Looting had begun before Isil seized control, she says; soldiers and locals were selling artefacts to feed themselves. “Isil is just more systematic. You could probably tell where they are by looking at the characteristics of what is being done at the archaeological sites.”
Finlayson is the acting director of the Syro-American expeditions to Palmyra and Apamea, and an associate professor of anthropology at Brigham Young University in Utah. She has excavated in the region for nearly 20 years. Her team is thought to have been the last international group to leave Syria, in June 2011, but she has stayed in close contact with Syrian colleagues who remain in the war zone.
The destruction of ancient sites during Syria’s four-and-a-half-year civil war, in which an estimated 200,000 people have so far died, is unprecedented, Finlayson says. “It’s worse because the road systems allow destructive forces to reach areas that the Mongols couldn’t. [The rebuilding] is going to take hundreds of years.”

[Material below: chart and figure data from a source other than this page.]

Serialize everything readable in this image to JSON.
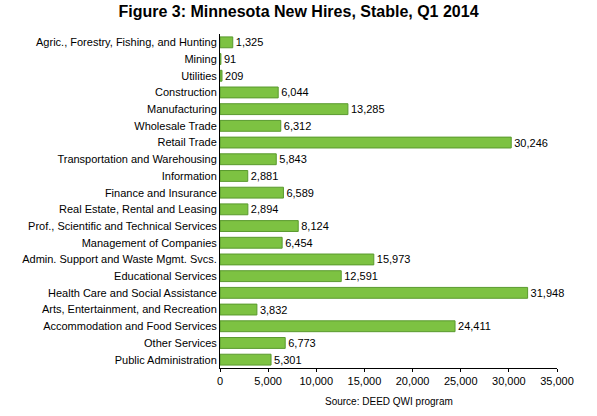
{
  "chart_data": {
    "type": "bar",
    "orientation": "horizontal",
    "title": "Figure 3: Minnesota New Hires, Stable, Q1 2014",
    "annotations": [
      "Source: DEED QWI program"
    ],
    "categories": [
      "Agric., Forestry, Fishing, and Hunting",
      "Mining",
      "Utilities",
      "Construction",
      "Manufacturing",
      "Wholesale Trade",
      "Retail Trade",
      "Transportation and Warehousing",
      "Information",
      "Finance and Insurance",
      "Real Estate, Rental and Leasing",
      "Prof., Scientific and Technical Services",
      "Management of Companies",
      "Admin. Support and Waste Mgmt. Svcs.",
      "Educational Services",
      "Health Care and Social Assistance",
      "Arts, Entertainment, and Recreation",
      "Accommodation and Food Services",
      "Other Services",
      "Public Administration"
    ],
    "values": [
      1325,
      91,
      209,
      6044,
      13285,
      6312,
      30246,
      5843,
      2881,
      6589,
      2894,
      8124,
      6454,
      15973,
      12591,
      31948,
      3832,
      24411,
      6773,
      5301
    ],
    "value_labels": [
      "1,325",
      "91",
      "209",
      "6,044",
      "13,285",
      "6,312",
      "30,246",
      "5,843",
      "2,881",
      "6,589",
      "2,894",
      "8,124",
      "6,454",
      "15,973",
      "12,591",
      "31,948",
      "3,832",
      "24,411",
      "6,773",
      "5,301"
    ],
    "data_labels": true,
    "color": "#7dc242",
    "xlim": [
      0,
      35000
    ],
    "xticks": [
      0,
      {
        "value": 5000,
        "label": "5,000"
      },
      {
        "value": 10000,
        "label": "10,000"
      },
      {
        "value": 15000,
        "label": "15,000"
      },
      {
        "value": 20000,
        "label": "20,000"
      },
      {
        "value": 25000,
        "label": "25,000"
      },
      {
        "value": 30000,
        "label": "30,000"
      },
      {
        "value": 35000,
        "label": "35,000"
      }
    ],
    "grid": false
  }
}
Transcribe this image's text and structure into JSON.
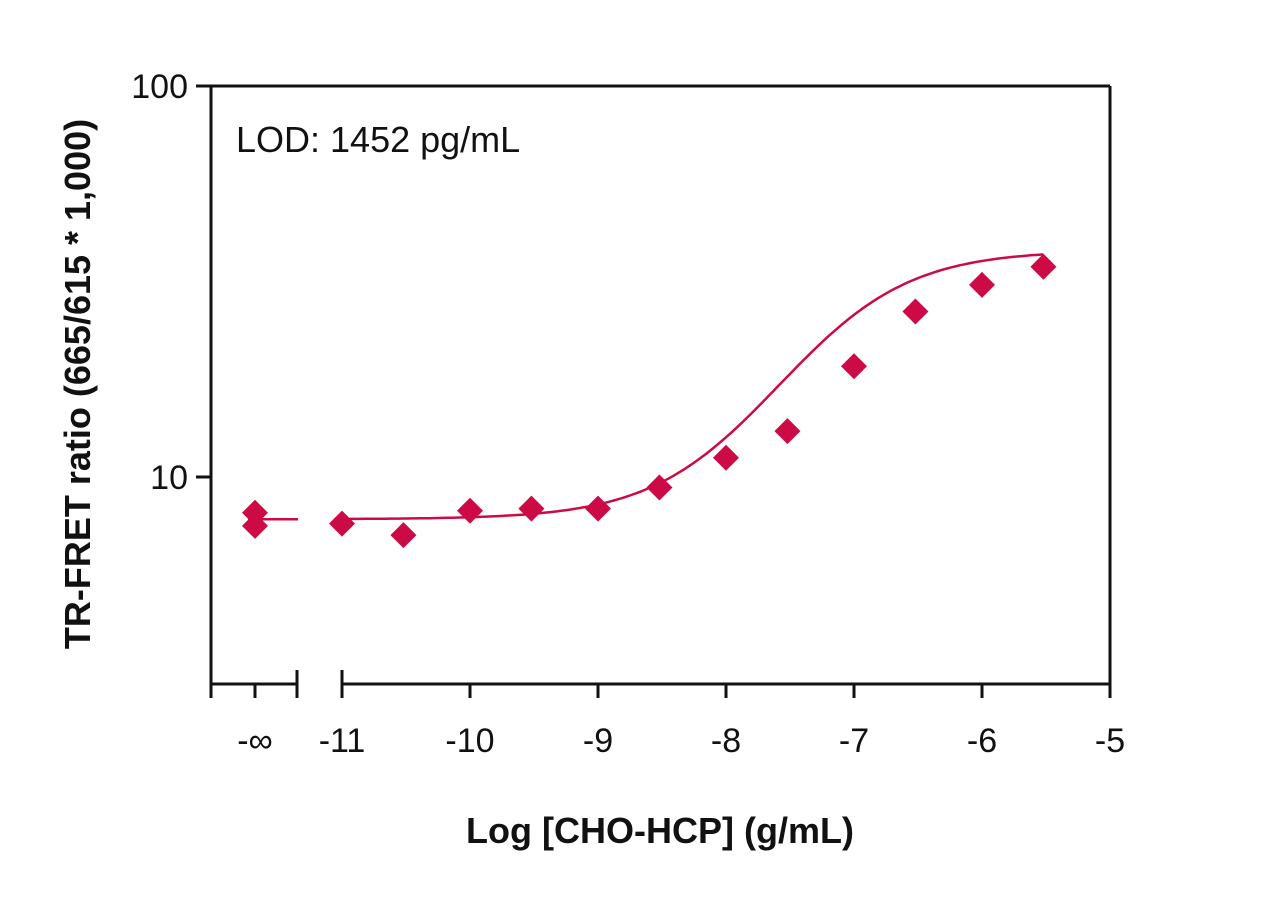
{
  "chart_data": {
    "type": "scatter",
    "xlabel": "Log [CHO-HCP] (g/mL)",
    "ylabel": "TR-FRET ratio (665/615 * 1,000)",
    "annotation": "LOD: 1452 pg/mL",
    "y_scale": "log",
    "ylim": [
      4,
      100
    ],
    "xlim": [
      -11.7,
      -5
    ],
    "x_ticks": [
      {
        "value": "-inf",
        "label": "-∞"
      },
      {
        "value": -11,
        "label": "-11"
      },
      {
        "value": -10,
        "label": "-10"
      },
      {
        "value": -9,
        "label": "-9"
      },
      {
        "value": -8,
        "label": "-8"
      },
      {
        "value": -7,
        "label": "-7"
      },
      {
        "value": -6,
        "label": "-6"
      },
      {
        "value": -5,
        "label": "-5"
      }
    ],
    "y_ticks": [
      {
        "value": 10,
        "label": "10"
      },
      {
        "value": 100,
        "label": "100"
      }
    ],
    "axis_break": "between -∞ and -11",
    "grid": false,
    "legend": "none",
    "marker": "diamond",
    "color": "#CC0A46",
    "zero_points": [
      8.1,
      7.5
    ],
    "points": [
      {
        "x": -11,
        "y": 7.6
      },
      {
        "x": -10.52,
        "y": 7.1
      },
      {
        "x": -10,
        "y": 8.2
      },
      {
        "x": -9.52,
        "y": 8.3
      },
      {
        "x": -9,
        "y": 8.3
      },
      {
        "x": -8.52,
        "y": 9.4
      },
      {
        "x": -8,
        "y": 11.2
      },
      {
        "x": -7.52,
        "y": 13.1
      },
      {
        "x": -7,
        "y": 19.2
      },
      {
        "x": -6.52,
        "y": 26.5
      },
      {
        "x": -6,
        "y": 31.0
      },
      {
        "x": -5.52,
        "y": 34.5
      }
    ],
    "fit": {
      "bottom": 7.8,
      "top": 38,
      "log_ec50": -7.2,
      "hill": 0.9
    }
  }
}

She says that the 2,000-year-old pagan temples of Bel and Baalshamin were later converted into Christian churches—two possible reasons why they were targeted. The Bel temple, which was built in AD32 and had pagan deities and zodiac symbols decorating its ceiling, “featured some of the only depictions of women participating in processions associated with pagan festivals at Palmyra”, Finlayson says. It also had faint shadows of Byzantine-era Christian paintings “that scholars were just beginning to understand before the civil war”.
She says the Bel temple might also have been razed by Isil for its more modern associations, however: it hosted evening music concerts during the city’s annual horse-racing festival, which drew equestrian enthusiasts from across the Gulf. “The band played to a packed crowd on the front steps of the temple,” she says. “Isil is very much against music and it was a focal point of a modern celebration of Arabic music and culture.”